The European Union’s medicines regulator has recommended the Pfizer-BioNTech coronavirus vaccine for use in the bloc’s 27 states.
The European Medicines Agency (EMA) authorised the drug for the EU’s nearly 448 million inhabitants after it went into circulation in the UK and the US.
Hours after the EMA’s decision, the European Commission gave its own formal approval for the use of the jab.
Distribution could begin in some EU states as early as Sunday.
More than 311,000 lives have been lost to the pandemic across the bloc.
Fears of a new surge in cases among people gathering for the Christmas and New Year holidays have prompted partial lockdowns in countries like Germany and the Netherlands.
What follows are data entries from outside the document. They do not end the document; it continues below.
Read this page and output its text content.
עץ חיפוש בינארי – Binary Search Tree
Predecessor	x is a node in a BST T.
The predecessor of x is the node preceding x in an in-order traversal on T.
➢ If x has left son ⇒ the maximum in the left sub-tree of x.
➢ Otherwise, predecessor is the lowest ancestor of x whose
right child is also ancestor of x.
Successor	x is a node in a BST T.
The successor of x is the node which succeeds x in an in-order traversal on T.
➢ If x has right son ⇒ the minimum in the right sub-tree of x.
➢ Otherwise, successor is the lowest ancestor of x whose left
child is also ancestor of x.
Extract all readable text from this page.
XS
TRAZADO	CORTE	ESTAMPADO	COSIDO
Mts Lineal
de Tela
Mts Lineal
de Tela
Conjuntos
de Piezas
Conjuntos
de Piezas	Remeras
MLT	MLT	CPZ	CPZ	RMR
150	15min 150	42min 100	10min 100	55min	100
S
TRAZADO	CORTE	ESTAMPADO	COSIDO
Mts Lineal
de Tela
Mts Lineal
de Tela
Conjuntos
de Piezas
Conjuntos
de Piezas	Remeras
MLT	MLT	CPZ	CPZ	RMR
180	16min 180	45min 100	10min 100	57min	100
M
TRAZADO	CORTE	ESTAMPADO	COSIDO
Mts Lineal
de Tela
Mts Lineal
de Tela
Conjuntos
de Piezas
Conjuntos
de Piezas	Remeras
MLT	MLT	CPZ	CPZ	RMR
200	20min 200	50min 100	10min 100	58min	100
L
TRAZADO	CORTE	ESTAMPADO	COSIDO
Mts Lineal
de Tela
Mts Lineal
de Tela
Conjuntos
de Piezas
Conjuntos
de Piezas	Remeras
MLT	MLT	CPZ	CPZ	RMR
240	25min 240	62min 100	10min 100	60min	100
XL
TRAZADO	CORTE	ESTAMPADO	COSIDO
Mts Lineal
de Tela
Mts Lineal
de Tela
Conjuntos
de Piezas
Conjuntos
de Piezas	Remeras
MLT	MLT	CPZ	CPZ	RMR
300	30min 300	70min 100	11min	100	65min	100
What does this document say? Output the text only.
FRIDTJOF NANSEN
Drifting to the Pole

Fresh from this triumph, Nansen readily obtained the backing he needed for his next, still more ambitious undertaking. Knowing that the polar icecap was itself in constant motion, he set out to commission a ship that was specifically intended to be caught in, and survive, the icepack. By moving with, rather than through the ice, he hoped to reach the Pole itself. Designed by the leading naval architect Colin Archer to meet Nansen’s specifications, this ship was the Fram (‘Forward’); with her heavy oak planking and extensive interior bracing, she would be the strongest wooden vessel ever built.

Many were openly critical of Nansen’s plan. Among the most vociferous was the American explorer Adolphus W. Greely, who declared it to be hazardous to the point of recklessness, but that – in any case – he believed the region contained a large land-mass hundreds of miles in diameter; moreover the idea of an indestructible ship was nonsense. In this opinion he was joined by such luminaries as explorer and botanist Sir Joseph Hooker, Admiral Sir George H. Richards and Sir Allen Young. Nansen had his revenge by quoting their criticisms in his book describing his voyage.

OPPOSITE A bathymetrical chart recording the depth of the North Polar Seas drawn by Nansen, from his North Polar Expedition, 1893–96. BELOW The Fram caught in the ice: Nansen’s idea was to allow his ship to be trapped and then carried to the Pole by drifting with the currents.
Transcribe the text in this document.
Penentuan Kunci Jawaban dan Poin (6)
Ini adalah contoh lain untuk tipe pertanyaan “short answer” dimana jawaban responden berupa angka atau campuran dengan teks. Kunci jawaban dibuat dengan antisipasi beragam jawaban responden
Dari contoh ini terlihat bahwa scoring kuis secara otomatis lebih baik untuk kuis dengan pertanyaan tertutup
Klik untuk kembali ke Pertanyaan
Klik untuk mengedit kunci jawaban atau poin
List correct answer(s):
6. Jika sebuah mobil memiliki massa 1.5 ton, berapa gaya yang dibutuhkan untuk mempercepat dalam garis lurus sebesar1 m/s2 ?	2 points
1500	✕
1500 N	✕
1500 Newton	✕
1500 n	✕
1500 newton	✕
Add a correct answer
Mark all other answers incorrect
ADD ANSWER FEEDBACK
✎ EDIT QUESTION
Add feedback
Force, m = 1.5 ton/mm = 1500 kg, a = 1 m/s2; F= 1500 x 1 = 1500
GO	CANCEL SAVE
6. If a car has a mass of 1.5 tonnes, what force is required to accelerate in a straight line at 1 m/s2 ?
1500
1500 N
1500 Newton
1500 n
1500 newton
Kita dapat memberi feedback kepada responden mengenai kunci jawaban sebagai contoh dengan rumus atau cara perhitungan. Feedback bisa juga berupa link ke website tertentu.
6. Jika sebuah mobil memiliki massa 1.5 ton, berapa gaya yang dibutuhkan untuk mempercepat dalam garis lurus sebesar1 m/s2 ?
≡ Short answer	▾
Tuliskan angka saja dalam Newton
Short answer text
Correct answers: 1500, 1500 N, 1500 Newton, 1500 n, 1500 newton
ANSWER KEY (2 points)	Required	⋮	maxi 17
The threat of a new, more infectious Covid-19 variant spreading from the UK has also seen several EU states suspend travel from Britain.
How did the EMA rate the vaccine?
The agency said the drug had demonstrated an efficacy of 95% and could be used in people aged 16 and over.
“Today’s positive news is an important step forward in our fight against this pandemic, which has caused suffering and hardship for so many,” said the EMA’s executive director, Emer Cooke.
Ms Cooke added: “Our thorough evaluation means that we can confidently assure EU citizens of the safety and efficacy of this vaccine and that it meets necessary quality standards.
“However, our work does not stop here. We will continue to collect and analyse data on the safety and effectiveness of this vaccine to protect people taking the vaccine in the EU.”
Germany is setting up several hundred immunisation centres, and hopes to administer the first doses to its most vulnerable citizens on Sunday 27 December.
The vaccine is given as two injections, 21 days apart, with the second dose being a booster. Immunity begins to kick in after the first dose but reaches its full effect seven days after the second dose.
Most of the side effects are very mild, similar to those after any other vaccine and usually last for a day or so, said Prof Sir Munir Pirmohamed, chairman of the UK’s Commission on Human Medicine expert working group, in an interview earlier this month.